The political discourse surrounding the horrific shooting in Arizona has been awful .
The MSM has delighted in portraying the wacko shooter in Arizona as a "right wing fanatic". I'm watching Katie Couric making that case on CBS news as we speak. She just fed a loaded question to the Sheriff in Tucson, who just said that the 2nd Amendment is the "height of insanity"... that nugget of wisdom led directly into a CBS "hit piece" on the right to bear arms, suggesting that a CBS-style gun ban would have prevented this tragedy.
I went out to the barn to check on the horses and came back inside and, 10 minutes later, CBS was _still_ suggesting that the 2nd Amendment and the Tea Party movement was responsible for the shooter in Arizona, who by most accounts was a seriously crazy pot-head nihilist, with no coherent political affiliations at all.
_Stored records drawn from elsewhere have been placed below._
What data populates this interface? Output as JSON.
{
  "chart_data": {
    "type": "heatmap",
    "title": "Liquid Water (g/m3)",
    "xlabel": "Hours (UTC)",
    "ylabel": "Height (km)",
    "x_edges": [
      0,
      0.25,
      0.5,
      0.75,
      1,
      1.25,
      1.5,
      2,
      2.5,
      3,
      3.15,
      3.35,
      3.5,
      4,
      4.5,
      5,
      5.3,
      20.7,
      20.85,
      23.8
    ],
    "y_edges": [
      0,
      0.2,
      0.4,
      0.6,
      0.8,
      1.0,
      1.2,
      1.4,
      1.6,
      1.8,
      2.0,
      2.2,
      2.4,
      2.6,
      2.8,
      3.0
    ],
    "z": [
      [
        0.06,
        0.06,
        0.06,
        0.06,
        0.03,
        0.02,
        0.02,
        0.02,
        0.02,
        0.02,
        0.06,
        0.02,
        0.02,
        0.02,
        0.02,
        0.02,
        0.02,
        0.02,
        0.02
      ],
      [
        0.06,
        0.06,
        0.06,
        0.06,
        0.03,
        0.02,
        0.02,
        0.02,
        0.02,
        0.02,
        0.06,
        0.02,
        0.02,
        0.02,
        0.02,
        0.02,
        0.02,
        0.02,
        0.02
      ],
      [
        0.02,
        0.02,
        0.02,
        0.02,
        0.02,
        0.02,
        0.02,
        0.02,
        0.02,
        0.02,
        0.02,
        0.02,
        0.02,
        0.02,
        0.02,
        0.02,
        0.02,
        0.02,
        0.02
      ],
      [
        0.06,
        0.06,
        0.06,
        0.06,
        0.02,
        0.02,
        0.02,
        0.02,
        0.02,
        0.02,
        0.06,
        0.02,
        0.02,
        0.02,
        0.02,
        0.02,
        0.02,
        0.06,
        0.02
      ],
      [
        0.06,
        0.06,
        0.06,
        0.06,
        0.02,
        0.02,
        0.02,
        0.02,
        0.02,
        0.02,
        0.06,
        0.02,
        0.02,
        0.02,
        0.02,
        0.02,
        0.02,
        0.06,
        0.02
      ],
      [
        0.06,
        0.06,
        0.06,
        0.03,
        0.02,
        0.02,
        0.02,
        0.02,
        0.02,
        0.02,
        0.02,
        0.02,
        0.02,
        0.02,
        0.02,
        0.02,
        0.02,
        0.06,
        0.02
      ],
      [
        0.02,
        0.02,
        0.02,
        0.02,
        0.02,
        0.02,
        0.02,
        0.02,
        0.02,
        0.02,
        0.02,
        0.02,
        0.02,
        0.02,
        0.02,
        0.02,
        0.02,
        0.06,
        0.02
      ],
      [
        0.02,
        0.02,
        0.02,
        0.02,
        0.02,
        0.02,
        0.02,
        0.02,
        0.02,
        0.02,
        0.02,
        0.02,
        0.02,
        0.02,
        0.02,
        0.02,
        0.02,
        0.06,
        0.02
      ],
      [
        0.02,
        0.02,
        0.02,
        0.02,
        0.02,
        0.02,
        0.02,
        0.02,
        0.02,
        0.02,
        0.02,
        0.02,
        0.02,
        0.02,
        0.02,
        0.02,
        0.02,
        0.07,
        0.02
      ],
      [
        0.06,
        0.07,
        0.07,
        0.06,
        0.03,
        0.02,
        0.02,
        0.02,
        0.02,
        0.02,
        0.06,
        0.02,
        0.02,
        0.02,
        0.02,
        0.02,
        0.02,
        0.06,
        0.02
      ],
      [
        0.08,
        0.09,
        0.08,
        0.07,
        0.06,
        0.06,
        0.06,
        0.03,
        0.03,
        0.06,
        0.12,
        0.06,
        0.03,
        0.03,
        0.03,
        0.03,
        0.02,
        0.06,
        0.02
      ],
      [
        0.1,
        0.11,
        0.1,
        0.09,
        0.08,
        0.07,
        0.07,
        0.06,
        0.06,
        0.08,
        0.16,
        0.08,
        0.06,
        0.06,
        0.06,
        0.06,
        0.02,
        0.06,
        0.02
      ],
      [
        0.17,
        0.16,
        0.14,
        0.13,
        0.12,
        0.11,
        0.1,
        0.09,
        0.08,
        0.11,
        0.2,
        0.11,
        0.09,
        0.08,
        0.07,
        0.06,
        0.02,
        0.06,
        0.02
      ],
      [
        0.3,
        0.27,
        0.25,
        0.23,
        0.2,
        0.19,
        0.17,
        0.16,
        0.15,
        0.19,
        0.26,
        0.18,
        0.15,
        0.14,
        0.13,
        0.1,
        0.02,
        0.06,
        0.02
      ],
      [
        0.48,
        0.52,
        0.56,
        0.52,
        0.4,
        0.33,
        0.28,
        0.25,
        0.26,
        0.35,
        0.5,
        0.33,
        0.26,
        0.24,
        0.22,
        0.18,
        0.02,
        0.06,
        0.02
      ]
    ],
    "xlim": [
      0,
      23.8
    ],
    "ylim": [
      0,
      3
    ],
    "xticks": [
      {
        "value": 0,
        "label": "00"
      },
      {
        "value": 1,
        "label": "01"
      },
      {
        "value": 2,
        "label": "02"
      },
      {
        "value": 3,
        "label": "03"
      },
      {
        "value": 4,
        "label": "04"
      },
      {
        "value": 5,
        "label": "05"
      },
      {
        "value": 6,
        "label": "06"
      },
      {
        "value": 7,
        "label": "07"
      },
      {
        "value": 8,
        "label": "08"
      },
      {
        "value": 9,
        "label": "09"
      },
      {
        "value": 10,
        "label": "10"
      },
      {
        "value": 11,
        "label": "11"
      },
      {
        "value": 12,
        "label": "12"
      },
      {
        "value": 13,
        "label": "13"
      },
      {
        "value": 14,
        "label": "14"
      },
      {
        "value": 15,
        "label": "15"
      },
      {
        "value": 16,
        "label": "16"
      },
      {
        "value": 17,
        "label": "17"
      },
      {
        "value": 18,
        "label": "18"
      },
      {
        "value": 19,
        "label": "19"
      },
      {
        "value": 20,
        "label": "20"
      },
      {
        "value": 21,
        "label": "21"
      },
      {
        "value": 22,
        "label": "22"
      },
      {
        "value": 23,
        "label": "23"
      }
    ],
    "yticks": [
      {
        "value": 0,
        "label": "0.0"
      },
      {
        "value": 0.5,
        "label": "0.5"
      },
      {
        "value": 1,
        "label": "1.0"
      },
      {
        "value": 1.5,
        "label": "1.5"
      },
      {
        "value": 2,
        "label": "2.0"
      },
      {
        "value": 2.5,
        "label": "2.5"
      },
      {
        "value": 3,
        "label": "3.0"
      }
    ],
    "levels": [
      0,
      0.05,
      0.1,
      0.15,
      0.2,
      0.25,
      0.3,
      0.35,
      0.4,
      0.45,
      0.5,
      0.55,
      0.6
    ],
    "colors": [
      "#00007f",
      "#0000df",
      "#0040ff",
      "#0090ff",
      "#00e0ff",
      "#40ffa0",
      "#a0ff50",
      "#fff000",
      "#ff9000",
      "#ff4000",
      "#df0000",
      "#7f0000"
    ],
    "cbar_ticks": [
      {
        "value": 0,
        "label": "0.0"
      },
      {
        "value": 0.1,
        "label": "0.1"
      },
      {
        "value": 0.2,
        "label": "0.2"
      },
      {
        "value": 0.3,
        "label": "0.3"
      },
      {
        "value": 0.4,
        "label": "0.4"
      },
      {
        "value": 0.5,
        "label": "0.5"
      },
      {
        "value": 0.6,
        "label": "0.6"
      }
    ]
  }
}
The Arizona shooter reportedly asked Congresswoman Giffords "What is government if words have no meaning?". Giffords was reportedly bewildered by the (bewildering) question and Loughner became angry from her inadequately-sympathetic response.
The guy had (and still has) several You-Tube videos online that are completely nonsensical: "Every human who is mentally capable is always able to be the treasurer of their new currency" Huh? And it gets weirder from there.
He goes on: "Secondly, my hope - is for you to be literate! If you're literate in English grammar, then you comprehend English grammar." Uh-huh... "If I have my civil rights, then this message wouldn't have happen." So much for literacy...
He reportedly had a fuzzy-headed thing about grammar, but the question about government and words having no meaning was interesting.
Ultimately politics is about communication, the expression of ideas. Ideas can be powerful, whether or not they are connected to reality or evidence. Smart political operatives have long understood this. Lyndon Johnson famously sought to accuse an opponent of copulating with livestock. He, and everyone else, knew it was a scurrilous libel - but he also knew it would work.
So the problem is not that words have no meaning, but that they do - they have more meaning than they deserve, so much so that tangible, real evidence pales next to their semantic and psychological potency. Another way to express this is the axiom that "perception is reality". In other words, truth doesn't matter - what matters is what people believe.
And people can be counted on to be reactionary and have short attention spans - what you tell them now will often have more impact than what they knew to be true yesterday.
I think the left wing understands this all to well - which explains what they report on CBS news. It almost always works, even as the people, at a deeper level become even more disaffected and distrustful of almost all public voices. Disapproval of Congress currently stands at 74%. I don't know exactly how this compares with opinions of Congress in other times in history, but its the worst I can remember.
What this seems to mean is that the cacaphony of demagogery works: in a short term sense it confuses the people about what to believe, causing them to become somewhat disoriented and disconnected from their core understanding and belief. In the longer term it causes deep disaffection, disconnection, and cynicism about public institutions. If you're an anarchist or a nihilist (like the Arizona shooter may have been, to the extent he was lucid at all), this can be just what you want. If your goal is the destruction of traditional public institutions - in our case the institutions of Western civilization - then it's a pretty good strategy.
The basic question is whether loss of legitimacy of public institutions is a good thing. If you think it is, you probably would qualify as a revolutionary. The trouble with revolutions, though, is the revolutionaries seldom know where they will lead.
In our own case, the American Revolution was profoundly positive, creating the worlds oldest, greatest, and strongest democracy. Most folks (although these days maybe that's a stretch) would probably agree it was positive because it was strongly grounded in traditional western Judeo-Christian ethics. Most other revolutions have not worked out so well.
I reflect on the fact that today I am hesitant and wary about expressing my political opinions - even though those opinions are almost identical to the ones expressed by Thomas Jefferson. I write this blog (semi) anonymously and am much more wary about what I say in attributable fora. It makes me wonder where we are in terms of the political climate in the western world, and reflect that my opinions, which I'm wary to express, are pretty much the _exact same_ as the ones that got the founding fathers in trouble with the British 235 years ago.
In closing, I'll say this: if we are not willing to defend liberty - freedom from oppression, freedom of expression, freedom to pursue happiness - we won't have much of it for much longer, and none of it pretty soon.
We're lucky: we have a constitutionally-established republic that accords special status to individual freedom and liberty. Unlike the founding fathers, we don't need a revolution to preserve it. But if we do not think about, and defend, what we believe in, rather than about the demogogery and rhetoric telling us things we know are not true, we could lose it. When it's gone we'll understand we did the wrong things.